04-22-2009 3:29 PM
Hello peers,
In my company we have some roles with access to S_TABU_DIS, Activity 01 or 02. I am in the process of role clean up. Can anyone tell me how should I approach this situation and what should I ask process owners to justify the access? What are best practices suggested by SAP? Your response will be appreciated.
04-22-2009 3:48 PM
Hi Friend
Actvt 01 and 02 for S_TABU_DIS is not necesarily a problem, as long as it is only to specified authorization groups. Have a look in the profile generator, if the authorization is "Standard" I wouldn't change it.
If it's to authorization group &NC&, or even * I would deactivate the object, any value required should be discovered in the test phase. (And remember, never assign access to authorization group &NC&, always assign your tables to an authorization group in SE54)
Regards
Morten Nielsen
04-22-2009 8:25 PM
Hello Friend
As rightly mentioned by Morten there should be no S_TABU_DIS 01/02 with * or &NC&.

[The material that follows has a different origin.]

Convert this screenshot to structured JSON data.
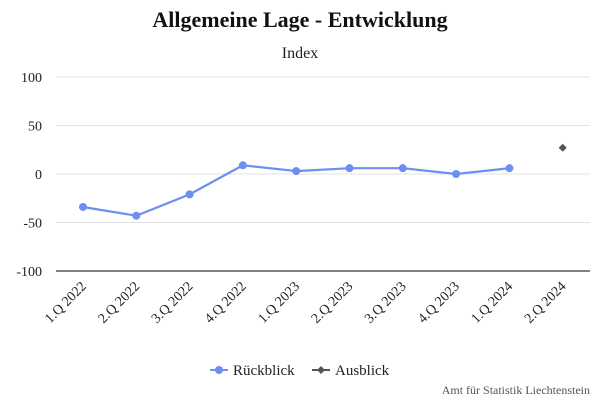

You need to advise process owner / functional that all tables should have auth group associated with the tables and this is the best practice suggested by SAP.
Thanks
Santosh kumar
04-23-2009 6:12 AM
Hi
As per my knowledge the process owners always want table view access on daily basis very rarely they want change/create access.
1. Please ask process owners for the list of SAP tables that they want access on daily basis / occasional basis of the table view/change access. List of all the tables and their authorization groups using SE54
2. Clean up the roles, remove the activities 01, 02 from S_TABU_DIS object and maintain activity 03 with valid authorization groups to the respective tables.
3. Create emergency roles for the 01 & 02 activates, assign them whenever user request with valid approval workflow.
Not only S_TABU_DIS object also look into the object S_TABU_CLI object is very crucial.